The deal is a transparent attempt by a large, stagnant legacy operator to buy a competitor for a premium in order to prevent said competitor from pursuing eventual parity with them. It’s a tap-in for competition regulators, and it is to web designers what the death of Queen Elizabeth II was to British monarchists, only the reign to be mourned was considerably shorter and the forward prospects considerably bleaker and more consequential.
Will the FTC take up the baton?
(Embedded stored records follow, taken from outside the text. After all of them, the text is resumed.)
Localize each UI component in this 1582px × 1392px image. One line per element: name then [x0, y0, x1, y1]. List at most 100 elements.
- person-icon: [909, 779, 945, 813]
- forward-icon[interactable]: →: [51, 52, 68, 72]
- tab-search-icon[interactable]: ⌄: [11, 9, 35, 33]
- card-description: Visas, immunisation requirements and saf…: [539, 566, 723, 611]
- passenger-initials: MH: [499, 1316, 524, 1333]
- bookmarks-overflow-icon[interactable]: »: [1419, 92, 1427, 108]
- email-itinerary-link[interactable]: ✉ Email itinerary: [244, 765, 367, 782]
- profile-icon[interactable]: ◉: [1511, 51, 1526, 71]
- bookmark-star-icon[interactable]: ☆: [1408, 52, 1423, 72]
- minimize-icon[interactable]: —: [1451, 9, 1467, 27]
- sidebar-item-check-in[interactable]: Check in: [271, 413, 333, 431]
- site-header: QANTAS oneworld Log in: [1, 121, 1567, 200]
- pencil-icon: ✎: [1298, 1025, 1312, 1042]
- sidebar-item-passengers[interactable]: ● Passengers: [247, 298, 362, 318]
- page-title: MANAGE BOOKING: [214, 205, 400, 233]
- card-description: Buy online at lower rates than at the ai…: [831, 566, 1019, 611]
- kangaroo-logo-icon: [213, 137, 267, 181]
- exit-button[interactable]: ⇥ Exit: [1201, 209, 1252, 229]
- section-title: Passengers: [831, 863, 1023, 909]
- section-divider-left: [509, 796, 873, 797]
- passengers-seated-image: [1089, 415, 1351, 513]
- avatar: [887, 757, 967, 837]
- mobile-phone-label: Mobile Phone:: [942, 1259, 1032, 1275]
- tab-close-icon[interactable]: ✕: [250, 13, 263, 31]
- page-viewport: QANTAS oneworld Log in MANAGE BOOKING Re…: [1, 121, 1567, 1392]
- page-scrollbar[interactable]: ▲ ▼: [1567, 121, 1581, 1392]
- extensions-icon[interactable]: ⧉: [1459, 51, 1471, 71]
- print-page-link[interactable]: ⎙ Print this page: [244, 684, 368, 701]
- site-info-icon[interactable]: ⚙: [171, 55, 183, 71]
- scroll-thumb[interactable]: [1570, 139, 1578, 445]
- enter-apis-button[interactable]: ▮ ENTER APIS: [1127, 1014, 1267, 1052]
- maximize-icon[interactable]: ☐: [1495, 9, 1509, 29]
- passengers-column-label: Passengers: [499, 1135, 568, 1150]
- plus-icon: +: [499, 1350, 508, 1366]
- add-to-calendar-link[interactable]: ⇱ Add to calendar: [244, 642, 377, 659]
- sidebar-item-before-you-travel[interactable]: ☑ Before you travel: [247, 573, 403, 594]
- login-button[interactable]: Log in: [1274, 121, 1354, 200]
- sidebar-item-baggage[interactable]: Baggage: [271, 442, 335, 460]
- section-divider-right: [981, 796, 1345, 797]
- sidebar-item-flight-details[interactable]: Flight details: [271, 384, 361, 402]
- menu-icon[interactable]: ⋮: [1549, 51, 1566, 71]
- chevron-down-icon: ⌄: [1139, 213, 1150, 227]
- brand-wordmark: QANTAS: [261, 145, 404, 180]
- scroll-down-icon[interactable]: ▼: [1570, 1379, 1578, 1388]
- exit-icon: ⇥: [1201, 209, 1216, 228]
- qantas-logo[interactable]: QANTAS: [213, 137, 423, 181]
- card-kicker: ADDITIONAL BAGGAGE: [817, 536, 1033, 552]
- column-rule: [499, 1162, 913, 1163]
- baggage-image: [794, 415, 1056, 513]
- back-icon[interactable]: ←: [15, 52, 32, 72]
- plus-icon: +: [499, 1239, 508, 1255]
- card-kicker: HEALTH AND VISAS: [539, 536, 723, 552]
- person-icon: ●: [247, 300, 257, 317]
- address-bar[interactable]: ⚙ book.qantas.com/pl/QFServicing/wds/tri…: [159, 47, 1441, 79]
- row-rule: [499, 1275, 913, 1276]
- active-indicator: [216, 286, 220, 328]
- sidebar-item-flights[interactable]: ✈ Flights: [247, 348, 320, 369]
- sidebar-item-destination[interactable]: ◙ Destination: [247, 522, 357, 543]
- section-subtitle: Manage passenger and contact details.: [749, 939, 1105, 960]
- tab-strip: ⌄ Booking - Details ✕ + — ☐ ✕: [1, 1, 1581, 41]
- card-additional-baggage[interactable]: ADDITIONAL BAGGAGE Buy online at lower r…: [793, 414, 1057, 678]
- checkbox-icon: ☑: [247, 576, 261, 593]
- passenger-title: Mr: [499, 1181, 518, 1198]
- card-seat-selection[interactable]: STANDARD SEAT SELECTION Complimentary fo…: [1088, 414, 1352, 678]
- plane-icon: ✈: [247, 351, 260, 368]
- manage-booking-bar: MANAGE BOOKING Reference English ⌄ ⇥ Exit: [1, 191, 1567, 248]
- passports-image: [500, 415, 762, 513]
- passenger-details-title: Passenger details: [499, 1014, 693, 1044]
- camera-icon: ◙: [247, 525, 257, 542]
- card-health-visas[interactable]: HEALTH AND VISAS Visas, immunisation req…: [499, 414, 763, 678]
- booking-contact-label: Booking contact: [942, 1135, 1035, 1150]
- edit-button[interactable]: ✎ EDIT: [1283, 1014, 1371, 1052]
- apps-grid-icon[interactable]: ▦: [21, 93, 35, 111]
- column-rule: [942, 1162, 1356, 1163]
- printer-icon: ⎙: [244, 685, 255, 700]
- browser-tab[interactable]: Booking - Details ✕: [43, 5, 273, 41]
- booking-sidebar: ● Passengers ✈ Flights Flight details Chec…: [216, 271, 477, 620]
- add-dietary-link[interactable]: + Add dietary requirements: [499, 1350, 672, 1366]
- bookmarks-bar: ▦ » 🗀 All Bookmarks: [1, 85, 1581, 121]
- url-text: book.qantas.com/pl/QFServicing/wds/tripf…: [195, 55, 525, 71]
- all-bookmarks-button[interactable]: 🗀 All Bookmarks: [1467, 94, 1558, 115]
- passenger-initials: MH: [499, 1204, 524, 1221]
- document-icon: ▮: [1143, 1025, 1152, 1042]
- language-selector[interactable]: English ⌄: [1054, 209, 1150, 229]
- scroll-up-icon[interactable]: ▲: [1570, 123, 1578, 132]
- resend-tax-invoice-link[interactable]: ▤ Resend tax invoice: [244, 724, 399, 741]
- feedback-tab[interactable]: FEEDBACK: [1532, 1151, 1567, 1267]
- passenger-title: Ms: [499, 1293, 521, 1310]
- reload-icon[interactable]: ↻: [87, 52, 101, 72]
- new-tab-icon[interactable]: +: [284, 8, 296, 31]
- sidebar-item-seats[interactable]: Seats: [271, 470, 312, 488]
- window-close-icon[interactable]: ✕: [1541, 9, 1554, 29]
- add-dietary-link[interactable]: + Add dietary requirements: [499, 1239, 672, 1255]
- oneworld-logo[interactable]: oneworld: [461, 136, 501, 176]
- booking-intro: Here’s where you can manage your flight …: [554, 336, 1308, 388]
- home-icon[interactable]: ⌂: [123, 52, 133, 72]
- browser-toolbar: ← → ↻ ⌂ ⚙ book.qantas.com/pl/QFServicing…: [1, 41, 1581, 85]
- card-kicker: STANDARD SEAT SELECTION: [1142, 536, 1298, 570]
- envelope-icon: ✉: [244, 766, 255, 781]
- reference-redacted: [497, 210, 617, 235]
There’s no sign of them yet, with court proceedings in the last couple of years suggesting that American antitrust legislators think that there is only one monopoly run in the United States and that it is run by Meta.
But while the sale of a universally adored cloud-based design software to a near-universally despised legacy tech Lavos is self-evidently bad news for the consumer, who can at best expect Figma to be thrown into the premium tier Adobe subscription and locked away in this £500/yr tower like a proverbial Rapunzel, the acqusition is also, in its way, bad for Figma.
Yes, this acquisition deal struck for a 50x the acquired company’s annual recurring revenue is, in fact, bad for the acquired company.

How?
From one perspective Figma’s willingness to be acquired makes sense, and Adobe have certainly overpaid relative to Figma’s current revenues and level of debt. But they have probably not overpaid relative to Figma’s future-earnings, and particularly relative to the current and future threat to Adobe’s status as ‘market solver’ in the design space. And looking at the deal from this point of view, it’s easy to think that Figma’s brass haven’t played the long-game here.